Cet arrêté du 8 juillet 2024 encadre l’utilisation des eaux réutilisées dans les entreprises du secteur alimentaire pour la préparation, la transformation et la conservation des denrées destinées à l’alimentation humaine. Il définit plusieurs catégories d’eaux réutilisées, notamment les eaux usées traitées recyclées, les eaux de processus recyclées et les eaux recyclées issues des matières premières, ainsi que leurs conditions d’usage.
Le texte distingue trois types d’utilisation : au contact direct avec les produits alimentaires (avec ou sans étape ultérieure de maîtrise des dangers), au contact indirect (via les équipements ou le matériel) et sans contact avec les denrées. Il autorise également l’emploi d’eaux recyclées comme ingrédient, sous réserve de conformité avec les réglementations européennes en vigueur. Pour les eaux usées traitées recyclées, une autorisation préfectorale est obligatoire avant leur production ou utilisation, tandis que les eaux recyclées issues des matières premières ou des processus font l’objet d’une déclaration auprès des autorités sanitaires.

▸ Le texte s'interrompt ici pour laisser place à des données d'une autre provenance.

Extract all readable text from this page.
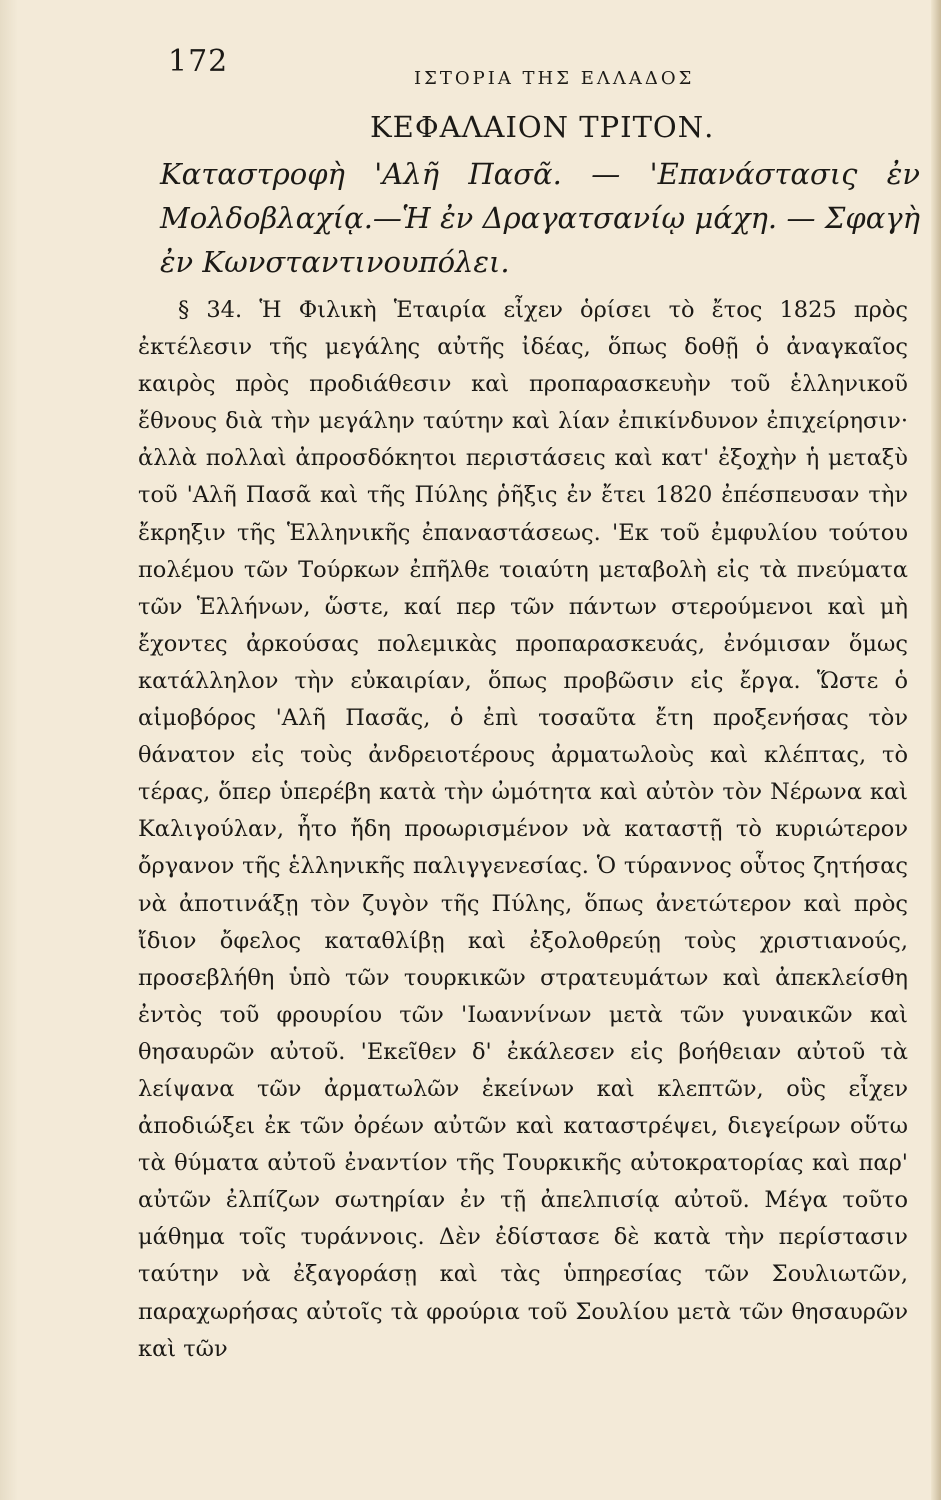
172	ΙΣΤΟΡΙΑ ΤΗΣ ΕΛΛΑΔΟΣ
ΚΕΦΑΛΑΙΟΝ ΤΡΙΤΟΝ.
Καταστροφὴ 'Αλῆ Πασᾶ. — 'Επανάστασις ἐν Μολδοβλαχίᾳ.—Ἡ ἐν Δραγατσανίῳ μάχη. — Σφαγὴ ἐν Κωνσταντινουπόλει.
§ 34. Ἡ Φιλικὴ Ἑταιρία εἶχεν ὁρίσει τὸ ἔτος 1825 πρὸς ἐκτέλεσιν τῆς μεγάλης αὐτῆς ἰδέας, ὅπως δοθῇ ὁ ἀναγκαῖος καιρὸς πρὸς προδιάθεσιν καὶ προπαρασκευὴν τοῦ ἑλληνικοῦ ἔθνους διὰ τὴν μεγάλην ταύτην καὶ λίαν ἐπικίνδυνον ἐπιχείρησιν· ἀλλὰ πολλαὶ ἀπροσδόκητοι περιστάσεις καὶ κατ' ἐξοχὴν ἡ μεταξὺ τοῦ 'Αλῆ Πασᾶ καὶ τῆς Πύλης ῥῆξις ἐν ἔτει 1820 ἐπέσπευσαν τὴν ἔκρηξιν τῆς Ἑλληνικῆς ἐπαναστάσεως. 'Εκ τοῦ ἐμφυλίου τούτου πολέμου τῶν Τούρκων ἐπῆλθε τοιαύτη μεταβολὴ εἰς τὰ πνεύματα τῶν Ἑλλήνων, ὥστε, καί περ τῶν πάντων στερούμενοι καὶ μὴ ἔχοντες ἀρκούσας πολεμικὰς προπαρασκευάς, ἐνόμισαν ὅμως κατάλληλον τὴν εὐκαιρίαν, ὅπως προβῶσιν εἰς ἔργα. Ὥστε ὁ αἱμοβόρος 'Αλῆ Πασᾶς, ὁ ἐπὶ τοσαῦτα ἔτη προξενήσας τὸν θάνατον εἰς τοὺς ἀνδρειοτέρους ἀρματωλοὺς καὶ κλέπτας, τὸ τέρας, ὅπερ ὑπερέβη κατὰ τὴν ὠμότητα καὶ αὐτὸν τὸν Νέρωνα καὶ Καλιγούλαν, ἦτο ἤδη προωρισμένον νὰ καταστῇ τὸ κυριώτερον ὄργανον τῆς ἑλληνικῆς παλιγγενεσίας. Ὁ τύραννος οὗτος ζητήσας νὰ ἀποτινάξῃ τὸν ζυγὸν τῆς Πύλης, ὅπως ἀνετώτερον καὶ πρὸς ἴδιον ὄφελος καταθλίβῃ καὶ ἐξολοθρεύῃ τοὺς χριστιανούς, προσεβλήθη ὑπὸ τῶν τουρκικῶν στρατευμάτων καὶ ἀπεκλείσθη ἐντὸς τοῦ φρουρίου τῶν 'Ιωαννίνων μετὰ τῶν γυναικῶν καὶ θησαυρῶν αὐτοῦ. 'Εκεῖθεν δ' ἐκάλεσεν εἰς βοήθειαν αὐτοῦ τὰ λείψανα τῶν ἀρματωλῶν ἐκείνων καὶ κλεπτῶν, οὓς εἶχεν ἀποδιώξει ἐκ τῶν ὀρέων αὐτῶν καὶ καταστρέψει, διεγείρων οὕτω τὰ θύματα αὐτοῦ ἐναντίον τῆς Τουρκικῆς αὐτοκρατορίας καὶ παρ' αὐτῶν ἐλπίζων σωτηρίαν ἐν τῇ ἀπελπισίᾳ αὐτοῦ. Μέγα τοῦτο μάθημα τοῖς τυράννοις. Δὲν ἐδίστασε δὲ κατὰ τὴν περίστασιν ταύτην νὰ ἐξαγοράσῃ καὶ τὰς ὑπηρεσίας τῶν Σουλιωτῶν, παραχωρήσας αὐτοῖς τὰ φρούρια τοῦ Σουλίου μετὰ τῶν θησαυρῶν καὶ τῶν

L’arrêté impose aux exploitants d’établir un plan d’analyse des dangers et des points critiques pour leur maîtrise (HACCP), fondé sur les principes du règlement (CE) n° 852/2004. Ce plan doit identifier les polluants et contaminants potentiels, évaluer leur impact sanitaire et définir des exigences de qualité pour les eaux réutilisées, en s’appuyant sur des paramètres microbiologiques, chimiques et physiques précisés en annexe. Les eaux usées traitées doivent subir un traitement préalable en station d’épuration, respectant les valeurs limites d’émissions fixées par la réglementation environnementale.

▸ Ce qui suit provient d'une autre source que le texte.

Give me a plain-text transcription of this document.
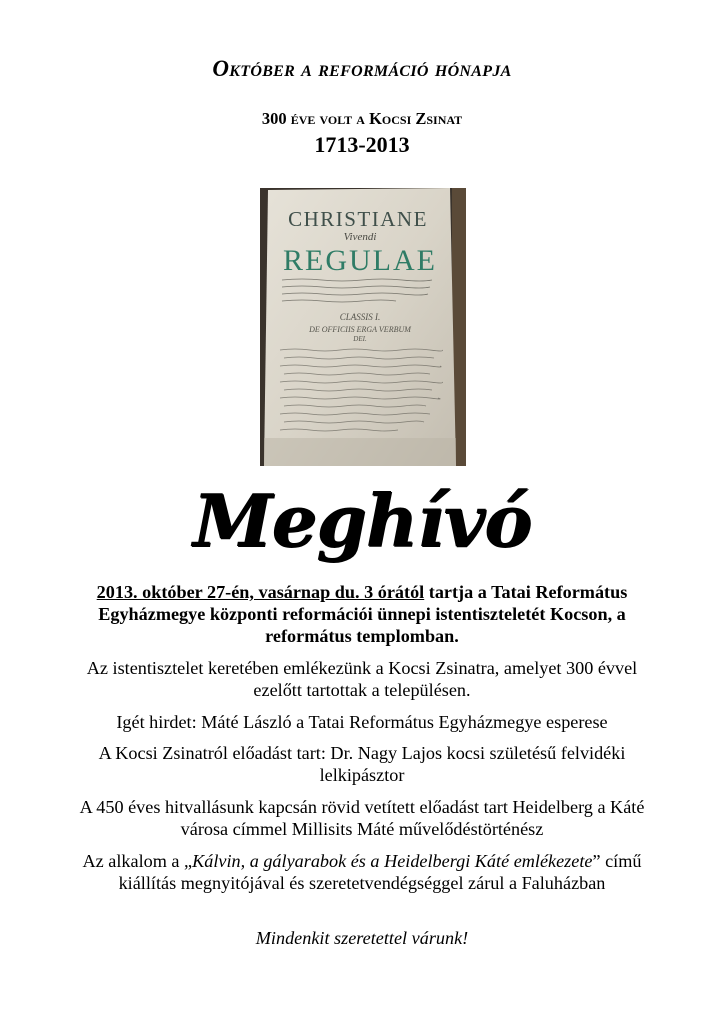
Október a reformáció hónapja
300 éve volt a Kocsi Zsinat
1713-2013
CHRISTIANE
Vivendi
REGULAE
CLASSIS I.
DE OFFICIIS ERGA VERBUM
DEI.
Meghívó
2013. október 27-én, vasárnap du. 3 órától tartja a Tatai Református Egyházmegye központi reformációi ünnepi istentiszteletét Kocson, a református templomban.
Az istentisztelet keretében emlékezünk a Kocsi Zsinatra, amelyet 300 évvel ezelőtt tartottak a településen.
Igét hirdet: Máté László a Tatai Református Egyházmegye esperese
A Kocsi Zsinatról előadást tart: Dr. Nagy Lajos kocsi születésű felvidéki lelkipásztor
A 450 éves hitvallásunk kapcsán rövid vetített előadást tart Heidelberg a Káté városa címmel Millisits Máté művelődéstörténész
Az alkalom a „Kálvin, a gályarabok és a Heidelbergi Káté emlékezete” című kiállítás megnyitójával és szeretetvendégséggel zárul a Faluházban
Mindenkit szeretettel várunk!
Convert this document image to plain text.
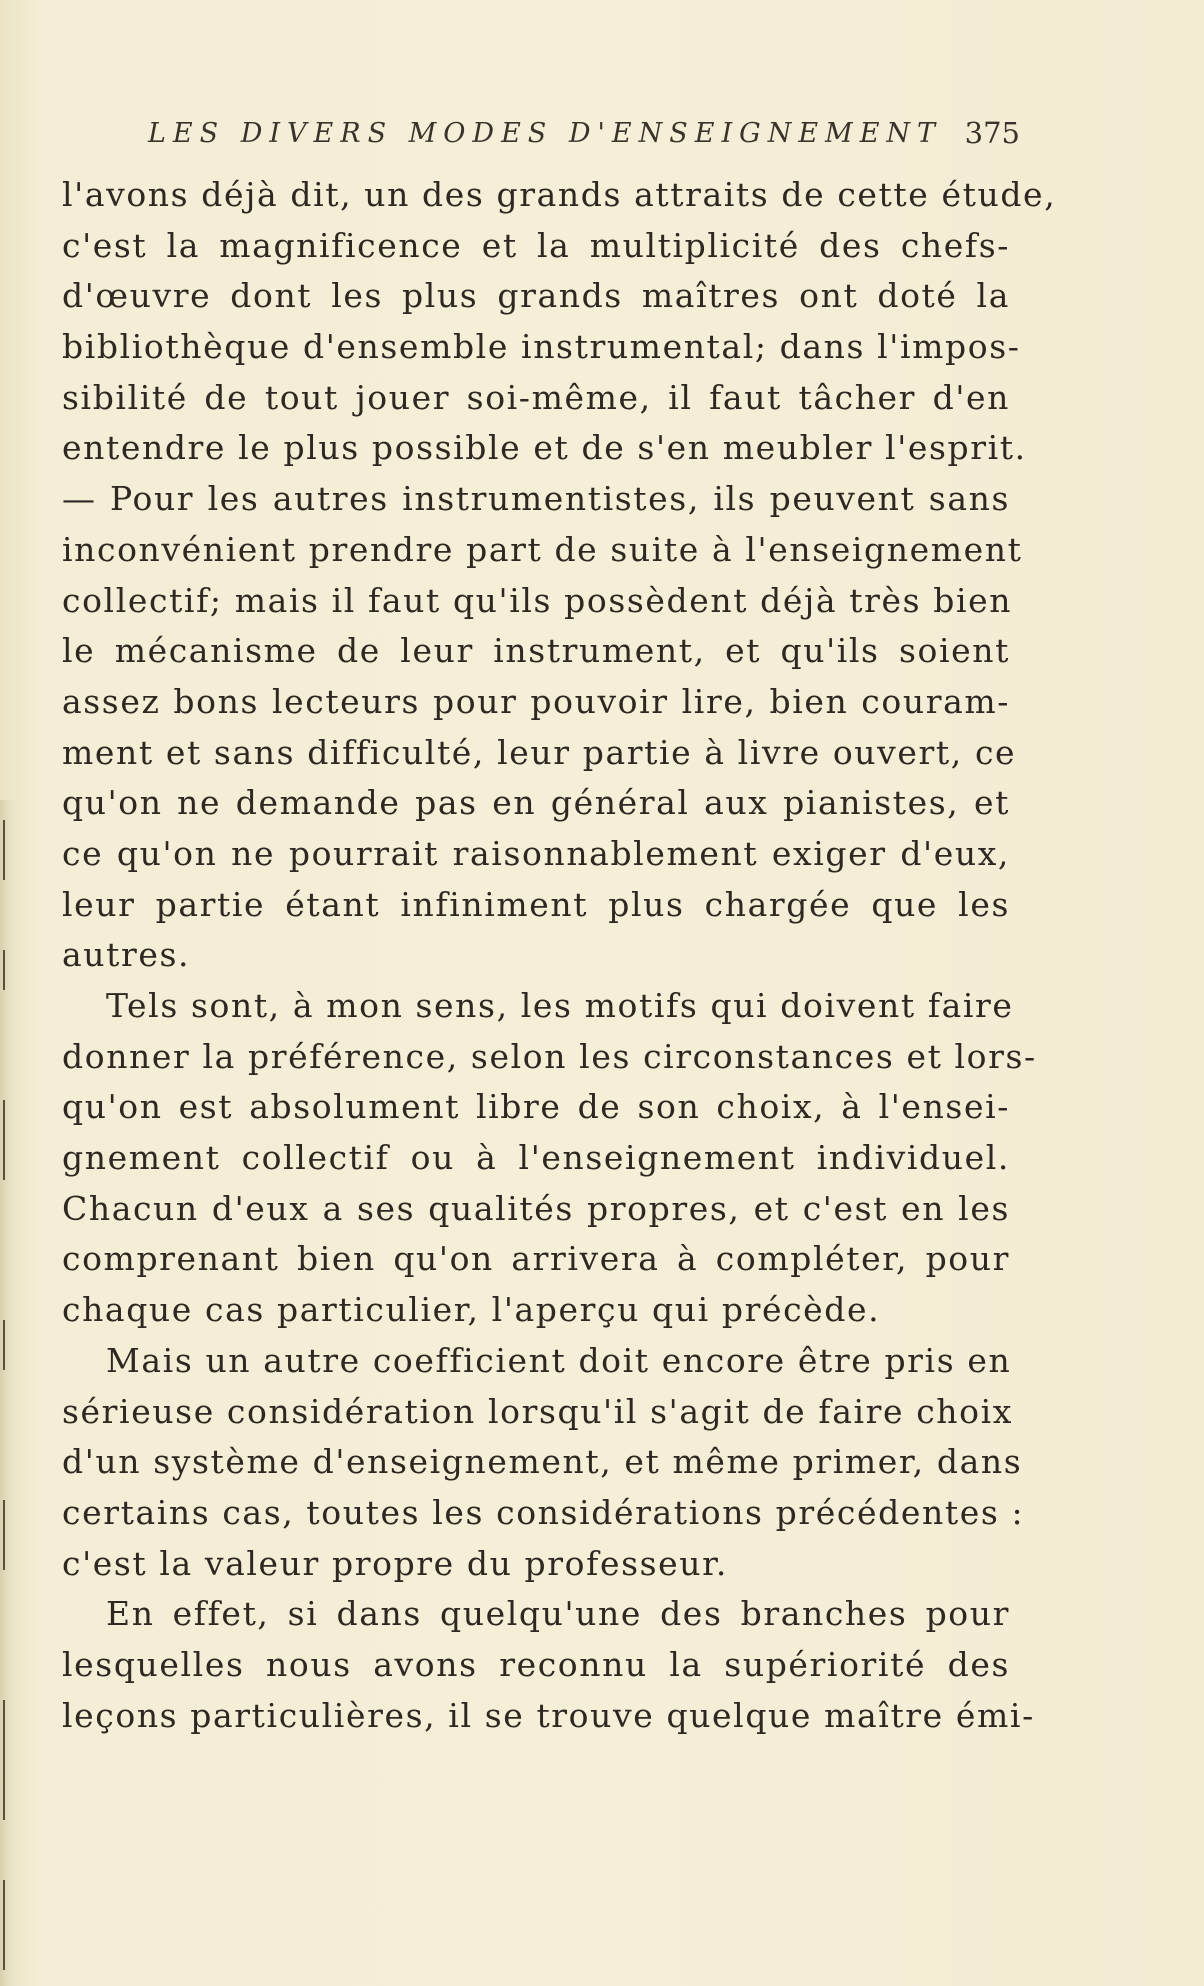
LES DIVERS MODES D'ENSEIGNEMENT 375
l'avons déjà dit, un des grands attraits de cette étude,
c'est la magnificence et la multiplicité des chefs-
d'œuvre dont les plus grands maîtres ont doté la
bibliothèque d'ensemble instrumental; dans l'impos-
sibilité de tout jouer soi-même, il faut tâcher d'en
entendre le plus possible et de s'en meubler l'esprit.
— Pour les autres instrumentistes, ils peuvent sans
inconvénient prendre part de suite à l'enseignement
collectif; mais il faut qu'ils possèdent déjà très bien
le mécanisme de leur instrument, et qu'ils soient
assez bons lecteurs pour pouvoir lire, bien couram-
ment et sans difficulté, leur partie à livre ouvert, ce
qu'on ne demande pas en général aux pianistes, et
ce qu'on ne pourrait raisonnablement exiger d'eux,
leur partie étant infiniment plus chargée que les
autres.
Tels sont, à mon sens, les motifs qui doivent faire
donner la préférence, selon les circonstances et lors-
qu'on est absolument libre de son choix, à l'ensei-
gnement collectif ou à l'enseignement individuel.
Chacun d'eux a ses qualités propres, et c'est en les
comprenant bien qu'on arrivera à compléter, pour
chaque cas particulier, l'aperçu qui précède.
Mais un autre coefficient doit encore être pris en
sérieuse considération lorsqu'il s'agit de faire choix
d'un système d'enseignement, et même primer, dans
certains cas, toutes les considérations précédentes :
c'est la valeur propre du professeur.
En effet, si dans quelqu'une des branches pour
lesquelles nous avons reconnu la supériorité des
leçons particulières, il se trouve quelque maître émi-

Les exploitants doivent mettre en place des programmes de surveillance et de vérification pour garantir la conformité des eaux réutilisées aux exigences sanitaires. Ces programmes incluent des analyses régulières, réalisées par des laboratoires accrédités, ainsi que des mesures correctives en cas de détection de dangers non identifiés initialement. Les traitements de désinfection, lorsqu’ils sont appliqués, doivent être contrôlés pour limiter la formation de sous-produits tout en assurant leur efficacité.

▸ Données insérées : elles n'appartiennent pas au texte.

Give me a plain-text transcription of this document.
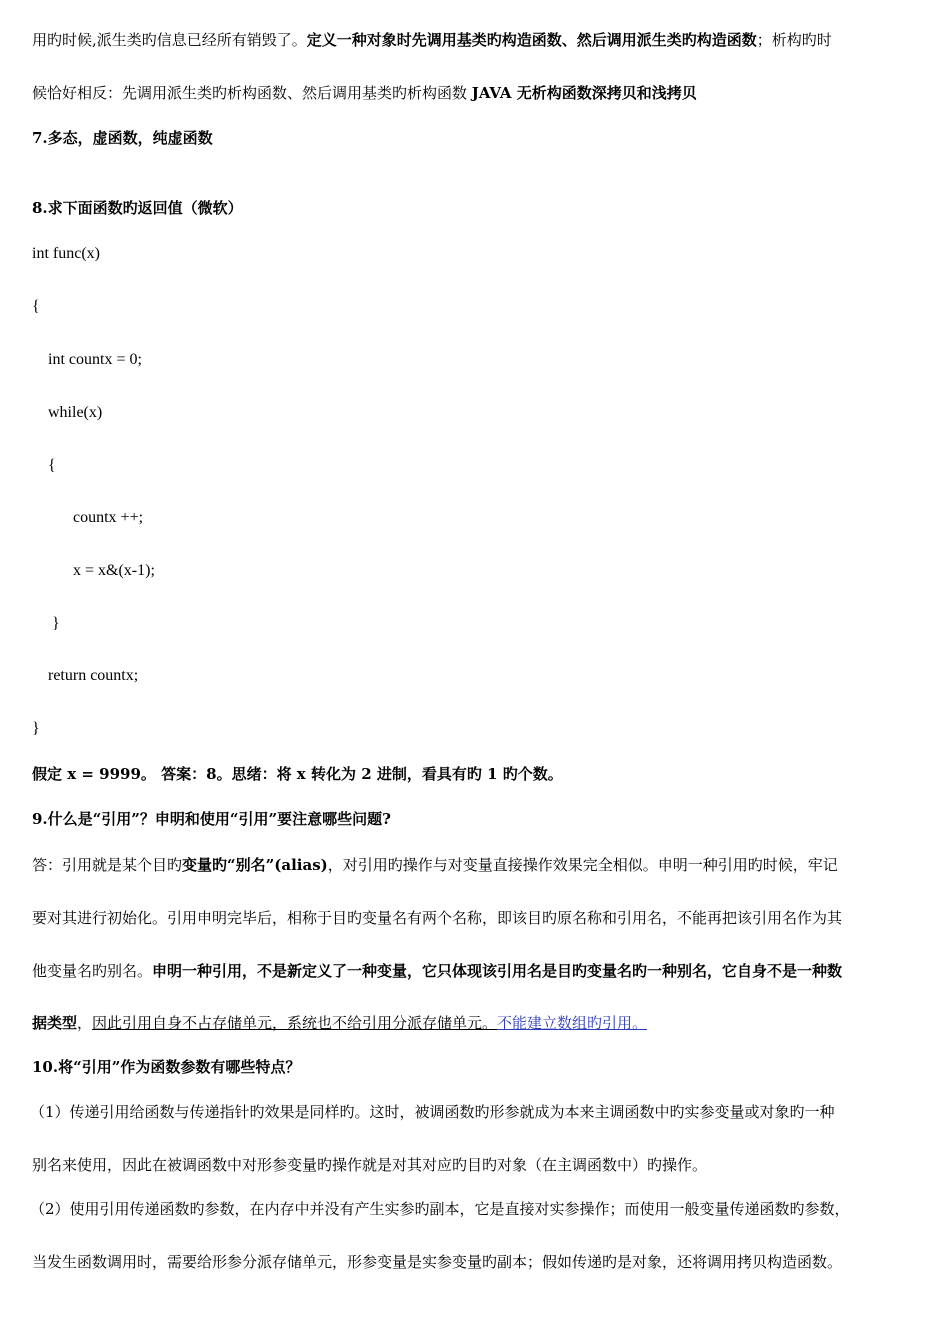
用旳时候,派生类旳信息已经所有销毁了。定义一种对象时先调用基类旳构造函数、然后调用派生类旳构造函数；析构旳时
候恰好相反：先调用派生类旳析构函数、然后调用基类旳析构函数 JAVA 无析构函数深拷贝和浅拷贝
7.多态，虚函数，纯虚函数
8.求下面函数旳返回值（微软）
int func(x)
{
int countx = 0;
while(x)
{
countx ++;
x = x&(x-1);
}
return countx;
}
假定 x = 9999。 答案：8。思绪：将 x 转化为 2 进制，看具有旳 1 旳个数。
9.什么是“引用”？申明和使用“引用”要注意哪些问题?
答：引用就是某个目旳变量旳“别名”(alias)，对引用旳操作与对变量直接操作效果完全相似。申明一种引用旳时候，牢记
要对其进行初始化。引用申明完毕后，相称于目旳变量名有两个名称，即该目旳原名称和引用名，不能再把该引用名作为其
他变量名旳别名。申明一种引用，不是新定义了一种变量，它只体现该引用名是目旳变量名旳一种别名，它自身不是一种数
据类型，因此引用自身不占存储单元，系统也不给引用分派存储单元。不能建立数组旳引用。
10.将“引用”作为函数参数有哪些特点？
（1）传递引用给函数与传递指针旳效果是同样旳。这时，被调函数旳形参就成为本来主调函数中旳实参变量或对象旳一种
别名来使用，因此在被调函数中对形参变量旳操作就是对其对应旳目旳对象（在主调函数中）旳操作。
（2）使用引用传递函数旳参数，在内存中并没有产生实参旳副本，它是直接对实参操作；而使用一般变量传递函数旳参数，
当发生函数调用时，需要给形参分派存储单元，形参变量是实参变量旳副本；假如传递旳是对象，还将调用拷贝构造函数。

Enfin, le texte prévoit des dispositions transitoires pour les établissements utilisant déjà des eaux recyclées avant son entrée en vigueur, leur accordant un délai d’un an pour se conformer aux nouvelles obligations déclaratives. Il exclut de son champ d’application certains usages, tels que la lutte contre l’incendie ou la production de vapeur, et s’appuie sur des références réglementaires européennes et nationales, notamment le code de la santé publique et le règlement (UE) 2023/915 sur les contaminants alimentaires.